David Edgerton

David Edgerton is the Hans Rausing Professor of the History of Science and Technology and Professor of Modern British History at King's College London. He graduated from St John’s College Oxford and Imperial College London. After teaching at the University of Manchester he became the founding director of the Centre for the History of Science, Technology and Medicine at Imperial College London (1993-2003) where he was also Hans Rausing Professor. He joined the History department with the Centre on its transfer to King’s in August 2013. He was a Leverhulme Trust Major Research Fellow, 2006-2009, and gave the 2009 Wilkins-Bernal-Medawar Prize Lecture at the Royal Society.

David Edgerton is known for challenging the welfarism and declinism of much of the older historiography of twentieth-century Britain and for developing the concepts of the British warfare state and liberal militarism.
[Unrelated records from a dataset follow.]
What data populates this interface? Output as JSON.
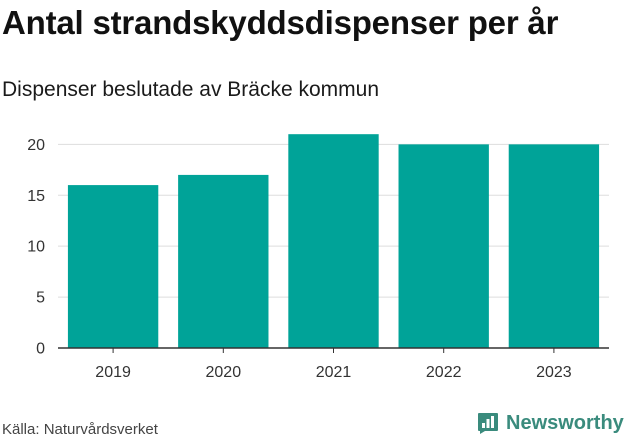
{
  "title": "Antal strandskyddsdispenser per år",
  "subtitle": "Dispenser beslutade av Bräcke kommun",
  "source": "Källa: Naturvårdsverket",
  "brand": {
    "name": "Newsworthy",
    "icon": "newsworthy-logo-icon",
    "color": "#3a8b7d"
  },
  "colors": {
    "bar": "#00a398",
    "grid": "#dddddd",
    "axis": "#333333"
  },
  "chart_data": {
    "type": "bar",
    "title": "Antal strandskyddsdispenser per år",
    "subtitle": "Dispenser beslutade av Bräcke kommun",
    "xlabel": "",
    "ylabel": "",
    "categories": [
      "2019",
      "2020",
      "2021",
      "2022",
      "2023"
    ],
    "values": [
      16,
      17,
      21,
      20,
      20
    ],
    "ylim": [
      0,
      22
    ],
    "yticks": [
      0,
      5,
      10,
      15,
      20
    ],
    "grid": true,
    "legend": "none"
  }
}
He is also known for a new approach to the histories of science and technology focussing on the asking of historical questions and avoiding the innovation and academic-centric accounts derived from the discourses of interested parties and which opens up the possibility of fresh material histories of modernity. His The Shock of the Old: Technology and Global History since 1900 (Profile, 2006) is available in French, Spanish, Korean, and Chinese translation. His The Rise and Fall of the British Nation: a twentieth-century history was published by Allen Lane in June 2018.